Stigma Mata Juling pada Anak, Dampak Sosial yang Bisa Menyebabkan Gangguan Mental Serius
Liputan6.com, Jakarta dikenal sebagai mata atau mata perselisihan, yaitu sekitar 1,93% dari populasi dunia yang berjumlah 148 juta jiwa.
Meskipun masalah ini sering dianggap sebagai gangguan penglihatan, efek tanda silang lebih dari sekadar pelanggaran fungsi mata. Pengidap mahaisme rentan terhadap tekanan mental yang mempengaruhi kualitas hidup secara keseluruhan.
Masyarakat sering menganggap orang yang memotong orang sebagai orang “lain” karena matanya tidak seragam. Stigma ini menimbulkan prasangka dan kesalahpahaman yang kemudian berujung pada pandangan negatif terhadap mereka.
Dampak sosial ini tidak hanya akan membatasi hubungan mereka dengan orang lain tetapi juga menurunkan rasa percaya diri mereka. Akibatnya kehidupan sosio-psikologis mereka terganggu.
Menurut penuturan Strabismus-Consultant JEC Eye Hospitals & Clinics, Dr. Gusti G. Suardana, SPM(k) berisiko menyebabkan gangguan jiwa paling serius. Pengidap mahaisme berpeluang merasakan gangguan psikologis seperti depresi, kecemasan, fobia sosial, bahkan pikiran untuk bunuh diri.

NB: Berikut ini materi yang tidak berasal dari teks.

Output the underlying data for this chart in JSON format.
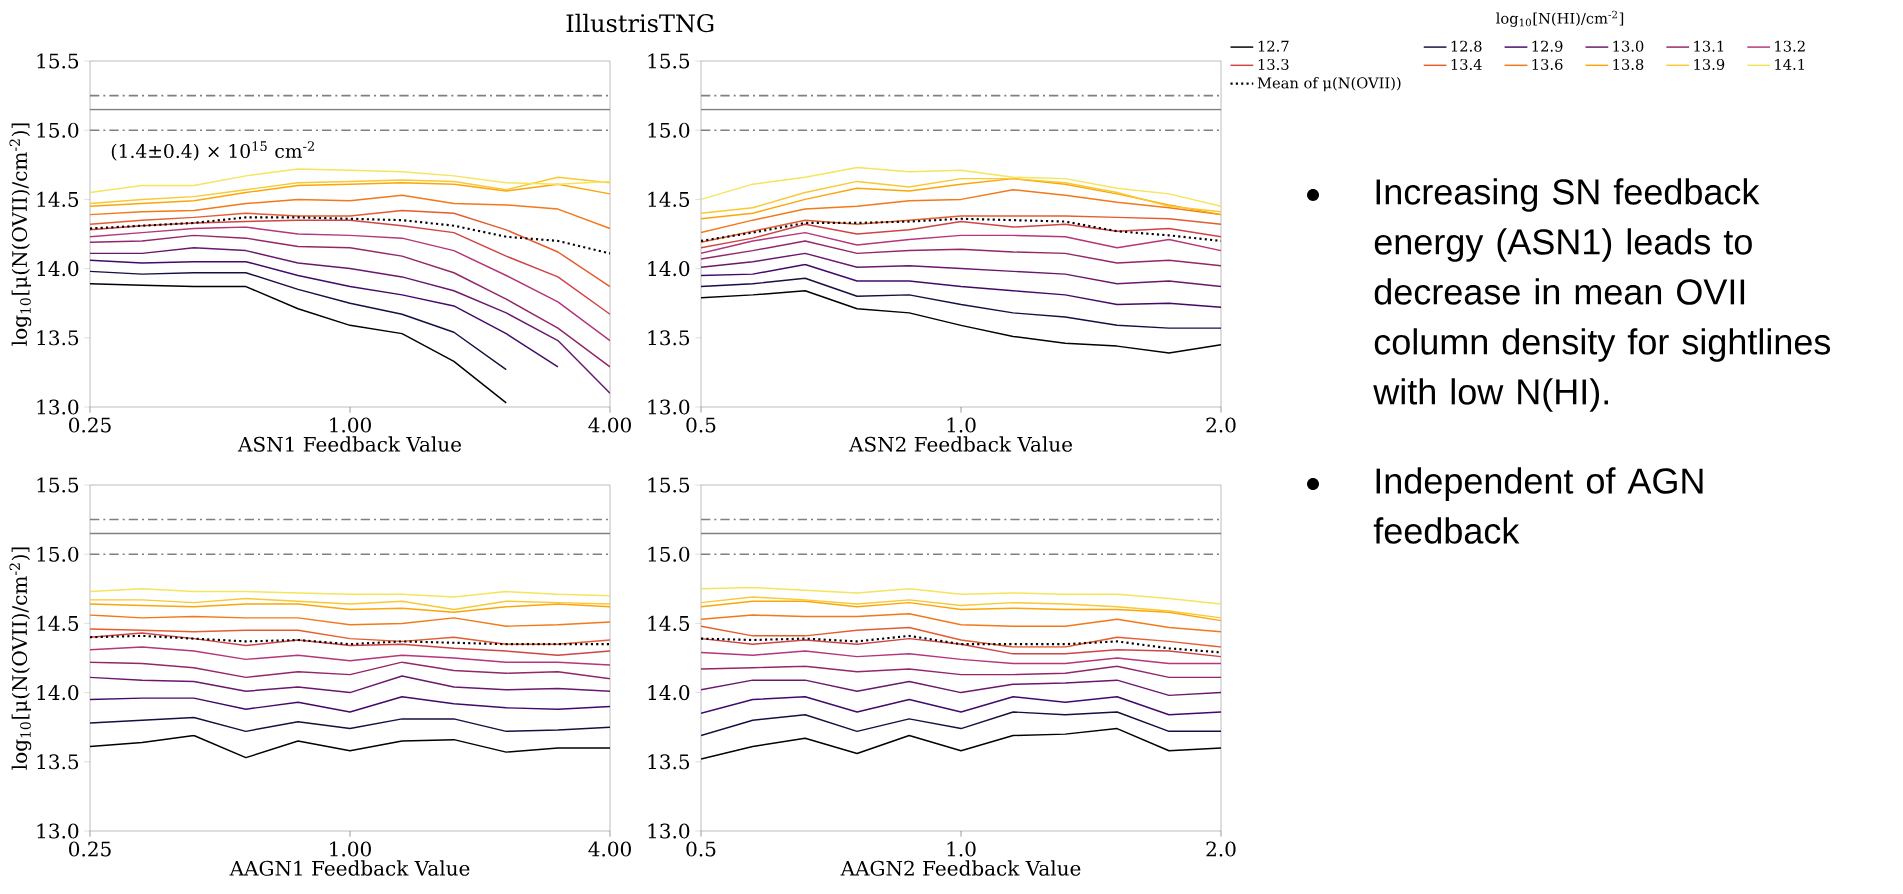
{
  "chart_data": [
    {
      "type": "line",
      "title": "IllustrisTNG",
      "xlabel": "ASN1 Feedback Value",
      "ylabel": "log$_{10}$[μ(N(OVII)/cm$^{-2}$)]",
      "log": "x",
      "annotations": [
        "(1.4±0.4) × 10$^{15}$ cm$^{-2}$"
      ],
      "xlim": [
        0.25,
        4
      ],
      "ylim": [
        13,
        15.5
      ],
      "xticks": [
        {
          "value": 0.25,
          "label": "0.25"
        },
        {
          "value": 1,
          "label": "1.00"
        },
        {
          "value": 4,
          "label": "4.00"
        }
      ],
      "yticks": [
        {
          "value": 13,
          "label": "13.0"
        },
        13.5,
        {
          "value": 14,
          "label": "14.0"
        },
        14.5,
        {
          "value": 15,
          "label": "15.0"
        },
        15.5
      ],
      "ref_lines": [
        {
          "axis": "y",
          "value": 15.25,
          "color": "#808080",
          "line_style": "dashdot"
        },
        {
          "axis": "y",
          "value": 15.15,
          "color": "#808080",
          "line_style": "solid"
        },
        {
          "axis": "y",
          "value": 15.0,
          "color": "#808080",
          "line_style": "dashdot"
        }
      ],
      "x": [
        0.25,
        0.33,
        0.435,
        0.574,
        0.758,
        1,
        1.32,
        1.74,
        2.3,
        3.03,
        4
      ],
      "series": [
        {
          "color": "#000004",
          "values": [
            13.89,
            13.88,
            13.87,
            13.87,
            13.71,
            13.59,
            13.53,
            13.33,
            13.03,
            null,
            null
          ]
        },
        {
          "color": "#1b0c41",
          "values": [
            13.98,
            13.96,
            13.97,
            13.97,
            13.85,
            13.75,
            13.67,
            13.54,
            13.27,
            null,
            null
          ]
        },
        {
          "color": "#420a68",
          "values": [
            14.06,
            14.04,
            14.05,
            14.05,
            13.95,
            13.87,
            13.81,
            13.73,
            13.53,
            13.29,
            null
          ]
        },
        {
          "color": "#6a176e",
          "values": [
            14.11,
            14.11,
            14.15,
            14.13,
            14.04,
            14.0,
            13.94,
            13.84,
            13.68,
            13.48,
            13.1
          ]
        },
        {
          "color": "#932667",
          "values": [
            14.19,
            14.2,
            14.24,
            14.22,
            14.16,
            14.15,
            14.09,
            13.97,
            13.78,
            13.57,
            13.29
          ]
        },
        {
          "color": "#b5367a",
          "values": [
            14.23,
            14.26,
            14.29,
            14.3,
            14.25,
            14.24,
            14.22,
            14.13,
            13.95,
            13.76,
            13.48
          ]
        },
        {
          "color": "#cf4446",
          "values": [
            14.28,
            14.31,
            14.33,
            14.34,
            14.35,
            14.35,
            14.31,
            14.26,
            14.09,
            13.94,
            13.67
          ]
        },
        {
          "color": "#e55c30",
          "values": [
            14.32,
            14.35,
            14.37,
            14.4,
            14.38,
            14.38,
            14.42,
            14.4,
            14.28,
            14.12,
            13.87
          ]
        },
        {
          "color": "#f37819",
          "values": [
            14.39,
            14.41,
            14.42,
            14.47,
            14.5,
            14.49,
            14.53,
            14.47,
            14.46,
            14.43,
            14.29
          ]
        },
        {
          "color": "#fca50a",
          "values": [
            14.45,
            14.47,
            14.49,
            14.55,
            14.6,
            14.61,
            14.62,
            14.61,
            14.56,
            14.61,
            14.54
          ]
        },
        {
          "color": "#f8c932",
          "values": [
            14.47,
            14.5,
            14.52,
            14.57,
            14.62,
            14.63,
            14.64,
            14.63,
            14.57,
            14.66,
            14.62
          ]
        },
        {
          "color": "#f3e55d",
          "values": [
            14.55,
            14.6,
            14.6,
            14.67,
            14.72,
            14.71,
            14.7,
            14.67,
            14.62,
            14.61,
            14.63
          ]
        },
        {
          "color": "#000000",
          "line_style": "dotted",
          "values": [
            14.29,
            14.31,
            14.33,
            14.37,
            14.37,
            14.36,
            14.35,
            14.31,
            14.23,
            14.2,
            14.11
          ]
        }
      ]
    },
    {
      "type": "line",
      "xlabel": "ASN2 Feedback Value",
      "log": "x",
      "legend": "top right",
      "legend_title": "log$_{10}$[N(HI)/cm$^{-2}$]",
      "xlim": [
        0.5,
        2
      ],
      "ylim": [
        13,
        15.5
      ],
      "xticks": [
        {
          "value": 0.5,
          "label": "0.5"
        },
        {
          "value": 1,
          "label": "1.0"
        },
        {
          "value": 2,
          "label": "2.0"
        }
      ],
      "yticks": [
        {
          "value": 13,
          "label": "13.0"
        },
        13.5,
        {
          "value": 14,
          "label": "14.0"
        },
        14.5,
        {
          "value": 15,
          "label": "15.0"
        },
        15.5
      ],
      "ref_lines": [
        {
          "axis": "y",
          "value": 15.25,
          "color": "#808080",
          "line_style": "dashdot"
        },
        {
          "axis": "y",
          "value": 15.15,
          "color": "#808080",
          "line_style": "solid"
        },
        {
          "axis": "y",
          "value": 15.0,
          "color": "#808080",
          "line_style": "dashdot"
        }
      ],
      "x": [
        0.5,
        0.574,
        0.66,
        0.758,
        0.871,
        1,
        1.149,
        1.32,
        1.516,
        1.741,
        2
      ],
      "series": [
        {
          "name": "12.7",
          "color": "#000004",
          "values": [
            13.79,
            13.81,
            13.84,
            13.71,
            13.68,
            13.59,
            13.51,
            13.46,
            13.44,
            13.39,
            13.45
          ]
        },
        {
          "name": "12.8",
          "color": "#1b0c41",
          "values": [
            13.87,
            13.89,
            13.93,
            13.8,
            13.81,
            13.74,
            13.68,
            13.65,
            13.59,
            13.57,
            13.57
          ]
        },
        {
          "name": "12.9",
          "color": "#420a68",
          "values": [
            13.95,
            13.96,
            14.03,
            13.91,
            13.91,
            13.87,
            13.84,
            13.81,
            13.74,
            13.75,
            13.72
          ]
        },
        {
          "name": "13.0",
          "color": "#6a176e",
          "values": [
            14.01,
            14.05,
            14.11,
            14.01,
            14.02,
            14.0,
            13.98,
            13.96,
            13.89,
            13.91,
            13.87
          ]
        },
        {
          "name": "13.1",
          "color": "#932667",
          "values": [
            14.07,
            14.13,
            14.2,
            14.11,
            14.13,
            14.14,
            14.12,
            14.11,
            14.04,
            14.06,
            14.02
          ]
        },
        {
          "name": "13.2",
          "color": "#b5367a",
          "values": [
            14.11,
            14.2,
            14.26,
            14.17,
            14.21,
            14.24,
            14.24,
            14.23,
            14.15,
            14.21,
            14.13
          ]
        },
        {
          "name": "13.3",
          "color": "#cf4446",
          "values": [
            14.15,
            14.22,
            14.32,
            14.25,
            14.28,
            14.34,
            14.3,
            14.32,
            14.27,
            14.29,
            14.23
          ]
        },
        {
          "name": "13.4",
          "color": "#e55c30",
          "values": [
            14.19,
            14.27,
            14.35,
            14.32,
            14.35,
            14.38,
            14.38,
            14.38,
            14.37,
            14.36,
            14.32
          ]
        },
        {
          "name": "13.6",
          "color": "#f37819",
          "values": [
            14.26,
            14.35,
            14.43,
            14.45,
            14.49,
            14.5,
            14.57,
            14.53,
            14.48,
            14.44,
            14.39
          ]
        },
        {
          "name": "13.8",
          "color": "#fca50a",
          "values": [
            14.36,
            14.4,
            14.5,
            14.58,
            14.56,
            14.61,
            14.65,
            14.61,
            14.54,
            14.46,
            14.39
          ]
        },
        {
          "name": "13.9",
          "color": "#f8c932",
          "values": [
            14.4,
            14.44,
            14.55,
            14.63,
            14.59,
            14.65,
            14.65,
            14.62,
            14.55,
            14.45,
            14.41
          ]
        },
        {
          "name": "14.1",
          "color": "#f3e55d",
          "values": [
            14.5,
            14.61,
            14.66,
            14.73,
            14.7,
            14.71,
            14.66,
            14.65,
            14.58,
            14.54,
            14.45
          ]
        },
        {
          "name": "Mean of μ(N(OVII))",
          "color": "#000000",
          "line_style": "dotted",
          "values": [
            14.2,
            14.26,
            14.33,
            14.33,
            14.34,
            14.36,
            14.35,
            14.34,
            14.27,
            14.24,
            14.2
          ]
        }
      ]
    },
    {
      "type": "line",
      "xlabel": "AAGN1 Feedback Value",
      "ylabel": "log$_{10}$[μ(N(OVII)/cm$^{-2}$)]",
      "log": "x",
      "xlim": [
        0.25,
        4
      ],
      "ylim": [
        13,
        15.5
      ],
      "xticks": [
        {
          "value": 0.25,
          "label": "0.25"
        },
        {
          "value": 1,
          "label": "1.00"
        },
        {
          "value": 4,
          "label": "4.00"
        }
      ],
      "yticks": [
        {
          "value": 13,
          "label": "13.0"
        },
        13.5,
        {
          "value": 14,
          "label": "14.0"
        },
        14.5,
        {
          "value": 15,
          "label": "15.0"
        },
        15.5
      ],
      "ref_lines": [
        {
          "axis": "y",
          "value": 15.25,
          "color": "#808080",
          "line_style": "dashdot"
        },
        {
          "axis": "y",
          "value": 15.15,
          "color": "#808080",
          "line_style": "solid"
        },
        {
          "axis": "y",
          "value": 15.0,
          "color": "#808080",
          "line_style": "dashdot"
        }
      ],
      "x": [
        0.25,
        0.33,
        0.435,
        0.574,
        0.758,
        1,
        1.32,
        1.74,
        2.3,
        3.03,
        4
      ],
      "series": [
        {
          "color": "#000004",
          "values": [
            13.61,
            13.64,
            13.69,
            13.53,
            13.65,
            13.58,
            13.65,
            13.66,
            13.57,
            13.6,
            13.6
          ]
        },
        {
          "color": "#1b0c41",
          "values": [
            13.78,
            13.8,
            13.82,
            13.72,
            13.79,
            13.74,
            13.81,
            13.81,
            13.72,
            13.73,
            13.75
          ]
        },
        {
          "color": "#420a68",
          "values": [
            13.95,
            13.96,
            13.96,
            13.88,
            13.93,
            13.86,
            13.97,
            13.92,
            13.89,
            13.88,
            13.9
          ]
        },
        {
          "color": "#6a176e",
          "values": [
            14.11,
            14.09,
            14.08,
            14.01,
            14.04,
            14.0,
            14.12,
            14.04,
            14.02,
            14.03,
            14.01
          ]
        },
        {
          "color": "#932667",
          "values": [
            14.22,
            14.21,
            14.18,
            14.11,
            14.15,
            14.13,
            14.22,
            14.16,
            14.14,
            14.15,
            14.1
          ]
        },
        {
          "color": "#b5367a",
          "values": [
            14.31,
            14.33,
            14.3,
            14.24,
            14.27,
            14.23,
            14.27,
            14.25,
            14.22,
            14.22,
            14.2
          ]
        },
        {
          "color": "#cf4446",
          "values": [
            14.4,
            14.43,
            14.39,
            14.34,
            14.38,
            14.34,
            14.35,
            14.32,
            14.3,
            14.27,
            14.3
          ]
        },
        {
          "color": "#e55c30",
          "values": [
            14.46,
            14.45,
            14.44,
            14.45,
            14.45,
            14.39,
            14.37,
            14.4,
            14.35,
            14.35,
            14.38
          ]
        },
        {
          "color": "#f37819",
          "values": [
            14.56,
            14.54,
            14.55,
            14.54,
            14.54,
            14.49,
            14.5,
            14.54,
            14.48,
            14.49,
            14.51
          ]
        },
        {
          "color": "#fca50a",
          "values": [
            14.64,
            14.63,
            14.62,
            14.64,
            14.64,
            14.6,
            14.61,
            14.58,
            14.62,
            14.64,
            14.62
          ]
        },
        {
          "color": "#f8c932",
          "values": [
            14.67,
            14.67,
            14.65,
            14.68,
            14.66,
            14.64,
            14.66,
            14.6,
            14.66,
            14.65,
            14.64
          ]
        },
        {
          "color": "#f3e55d",
          "values": [
            14.73,
            14.75,
            14.73,
            14.73,
            14.72,
            14.71,
            14.71,
            14.69,
            14.73,
            14.71,
            14.7
          ]
        },
        {
          "color": "#000000",
          "line_style": "dotted",
          "values": [
            14.4,
            14.41,
            14.39,
            14.37,
            14.38,
            14.35,
            14.37,
            14.36,
            14.35,
            14.35,
            14.35
          ]
        }
      ]
    },
    {
      "type": "line",
      "xlabel": "AAGN2 Feedback Value",
      "log": "x",
      "xlim": [
        0.5,
        2
      ],
      "ylim": [
        13,
        15.5
      ],
      "xticks": [
        {
          "value": 0.5,
          "label": "0.5"
        },
        {
          "value": 1,
          "label": "1.0"
        },
        {
          "value": 2,
          "label": "2.0"
        }
      ],
      "yticks": [
        {
          "value": 13,
          "label": "13.0"
        },
        13.5,
        {
          "value": 14,
          "label": "14.0"
        },
        14.5,
        {
          "value": 15,
          "label": "15.0"
        },
        15.5
      ],
      "ref_lines": [
        {
          "axis": "y",
          "value": 15.25,
          "color": "#808080",
          "line_style": "dashdot"
        },
        {
          "axis": "y",
          "value": 15.15,
          "color": "#808080",
          "line_style": "solid"
        },
        {
          "axis": "y",
          "value": 15.0,
          "color": "#808080",
          "line_style": "dashdot"
        }
      ],
      "x": [
        0.5,
        0.574,
        0.66,
        0.758,
        0.871,
        1,
        1.149,
        1.32,
        1.516,
        1.741,
        2
      ],
      "series": [
        {
          "color": "#000004",
          "values": [
            13.52,
            13.61,
            13.67,
            13.56,
            13.69,
            13.58,
            13.69,
            13.7,
            13.74,
            13.58,
            13.6
          ]
        },
        {
          "color": "#1b0c41",
          "values": [
            13.69,
            13.8,
            13.84,
            13.72,
            13.81,
            13.74,
            13.86,
            13.84,
            13.86,
            13.72,
            13.72
          ]
        },
        {
          "color": "#420a68",
          "values": [
            13.85,
            13.95,
            13.97,
            13.86,
            13.95,
            13.86,
            13.97,
            13.93,
            13.97,
            13.84,
            13.86
          ]
        },
        {
          "color": "#6a176e",
          "values": [
            14.02,
            14.09,
            14.09,
            14.01,
            14.08,
            14.0,
            14.06,
            14.07,
            14.09,
            13.98,
            14.0
          ]
        },
        {
          "color": "#932667",
          "values": [
            14.17,
            14.18,
            14.19,
            14.15,
            14.17,
            14.13,
            14.13,
            14.14,
            14.19,
            14.11,
            14.11
          ]
        },
        {
          "color": "#b5367a",
          "values": [
            14.29,
            14.27,
            14.3,
            14.26,
            14.28,
            14.24,
            14.21,
            14.21,
            14.25,
            14.21,
            14.21
          ]
        },
        {
          "color": "#cf4446",
          "values": [
            14.39,
            14.35,
            14.38,
            14.35,
            14.39,
            14.35,
            14.28,
            14.28,
            14.31,
            14.3,
            14.26
          ]
        },
        {
          "color": "#e55c30",
          "values": [
            14.48,
            14.41,
            14.41,
            14.45,
            14.47,
            14.38,
            14.33,
            14.33,
            14.4,
            14.37,
            14.33
          ]
        },
        {
          "color": "#f37819",
          "values": [
            14.53,
            14.56,
            14.55,
            14.55,
            14.57,
            14.49,
            14.48,
            14.48,
            14.53,
            14.47,
            14.44
          ]
        },
        {
          "color": "#fca50a",
          "values": [
            14.62,
            14.66,
            14.66,
            14.62,
            14.65,
            14.6,
            14.61,
            14.6,
            14.6,
            14.58,
            14.52
          ]
        },
        {
          "color": "#f8c932",
          "values": [
            14.65,
            14.69,
            14.67,
            14.64,
            14.67,
            14.63,
            14.65,
            14.64,
            14.62,
            14.59,
            14.54
          ]
        },
        {
          "color": "#f3e55d",
          "values": [
            14.75,
            14.76,
            14.74,
            14.72,
            14.75,
            14.71,
            14.72,
            14.71,
            14.71,
            14.68,
            14.64
          ]
        },
        {
          "color": "#000000",
          "line_style": "dotted",
          "values": [
            14.39,
            14.38,
            14.39,
            14.37,
            14.41,
            14.35,
            14.35,
            14.35,
            14.37,
            14.32,
            14.29
          ]
        }
      ]
    },
    {
      "type": "other",
      "annotations": [
        "Increasing SN feedback energy (ASN1) leads to decrease in mean OVII column density for sightlines with low N(HI).",
        "Independent of AGN feedback"
      ]
    }
  ]
}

Hal ini disebabkan oleh rasa takut akan dosa, rasa takut akan keyakinan dan keterbatasan dalam penerapan hubungan sosial yang normal.

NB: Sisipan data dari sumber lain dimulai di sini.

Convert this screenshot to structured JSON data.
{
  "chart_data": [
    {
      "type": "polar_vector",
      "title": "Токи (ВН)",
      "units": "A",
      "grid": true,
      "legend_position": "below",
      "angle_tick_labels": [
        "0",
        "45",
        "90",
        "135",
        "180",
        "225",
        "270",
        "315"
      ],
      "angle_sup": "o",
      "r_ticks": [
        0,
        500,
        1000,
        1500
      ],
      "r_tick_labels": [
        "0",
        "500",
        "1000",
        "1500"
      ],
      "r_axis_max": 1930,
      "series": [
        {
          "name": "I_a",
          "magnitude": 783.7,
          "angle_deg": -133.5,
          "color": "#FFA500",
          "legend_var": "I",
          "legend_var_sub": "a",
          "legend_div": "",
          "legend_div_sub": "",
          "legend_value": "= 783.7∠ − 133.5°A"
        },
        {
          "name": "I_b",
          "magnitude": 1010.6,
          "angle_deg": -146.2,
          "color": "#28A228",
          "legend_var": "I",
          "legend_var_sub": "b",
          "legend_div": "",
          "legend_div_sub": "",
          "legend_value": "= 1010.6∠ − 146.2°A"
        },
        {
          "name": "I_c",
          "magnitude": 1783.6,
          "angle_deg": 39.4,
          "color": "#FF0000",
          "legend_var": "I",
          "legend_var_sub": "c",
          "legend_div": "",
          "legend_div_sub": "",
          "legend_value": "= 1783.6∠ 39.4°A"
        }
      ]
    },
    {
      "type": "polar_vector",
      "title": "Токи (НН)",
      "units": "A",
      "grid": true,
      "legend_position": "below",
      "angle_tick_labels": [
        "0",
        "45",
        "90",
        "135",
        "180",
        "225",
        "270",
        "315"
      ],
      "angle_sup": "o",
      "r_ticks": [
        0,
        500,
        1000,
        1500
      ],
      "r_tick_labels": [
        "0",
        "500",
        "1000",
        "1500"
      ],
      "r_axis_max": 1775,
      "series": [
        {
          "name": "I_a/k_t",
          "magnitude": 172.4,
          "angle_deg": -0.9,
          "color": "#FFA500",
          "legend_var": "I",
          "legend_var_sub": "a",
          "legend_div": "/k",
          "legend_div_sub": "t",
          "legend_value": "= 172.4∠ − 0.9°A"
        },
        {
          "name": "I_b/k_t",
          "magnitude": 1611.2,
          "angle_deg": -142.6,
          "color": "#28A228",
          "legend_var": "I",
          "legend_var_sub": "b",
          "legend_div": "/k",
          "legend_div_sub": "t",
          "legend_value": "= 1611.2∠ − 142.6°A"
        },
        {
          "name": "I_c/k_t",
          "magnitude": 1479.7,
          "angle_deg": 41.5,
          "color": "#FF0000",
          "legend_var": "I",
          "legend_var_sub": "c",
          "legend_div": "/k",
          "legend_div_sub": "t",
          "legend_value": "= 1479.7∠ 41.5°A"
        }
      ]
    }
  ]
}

Hasil penelitian menunjukkan bahwa perkembangan gangguan jiwa pada penderita stabilizer 10% lebih tinggi.
Mata juling tidak hanya berdampak pada gangguan penglihatan, namun juga penglihatan anak.
Tidak ada risiko gangguan perkembangan binokular yang tidak tepat jika tidak dilakukan pengobatan yang tepat, begitu juga dengan kemalasan, serta kemalasan, serta penglihatan tiga dimensi. Hal ini juga dapat mempengaruhi kemampuan mereka untuk belajar di seluruh dunia.

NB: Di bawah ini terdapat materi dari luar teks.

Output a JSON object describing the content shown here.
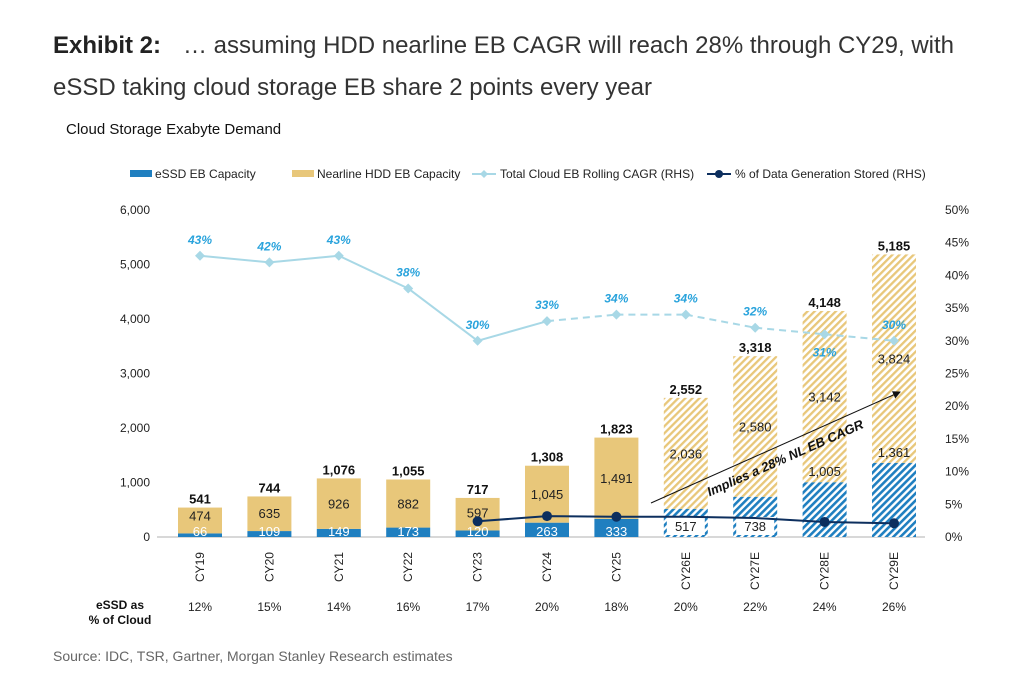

Untuk mengatasi masalah ini, rumah sakit dan klinik JEC telah memulai kegiatan tahunan “Layanan Sosial Operasi Mata Juling JEC” mulai tahun 2022. Program ini tidak hanya memberikan pengetahuan mengenai mata juling, namun juga menyelenggarakan operasi mata juling gratis bagi yang membutuhkan.
Upaya ini bertujuan untuk mengurangi flek yang ada dan mencintai mata yang terbaik serta memperoleh kualitas hidup yang terbaik.
Pada tahun ketiga, program ini kembali disambungkan ke Rumah Sakit Mata JEC @ Kedoya, targetnya adalah 30 penerima manfaat. Setelah November 2024, setelah Desember 2024, setelah proses screening yang berlangsung Agustus hingga Oktober, ada sekitar 100 orang dari berbagai daerah di Indonesia, termasuk sekitar 100 orang Pain dan Papua.
Program ini mencakup tim medis yang kompeten yang mencakup ahli Stabisme, ahli anestesi, dan perawat berpengalaman.
Kami berharap melalui kekuatan ini masyarakat tahu bahwa masyarakat tidak perlu menstigmatisasi sumber perjuangan. Salah satu cara untuk memastikan pandangan yang optimal dan kualitas hidup yang optimal serta akses terhadapnya – perawatan medis yang tepat.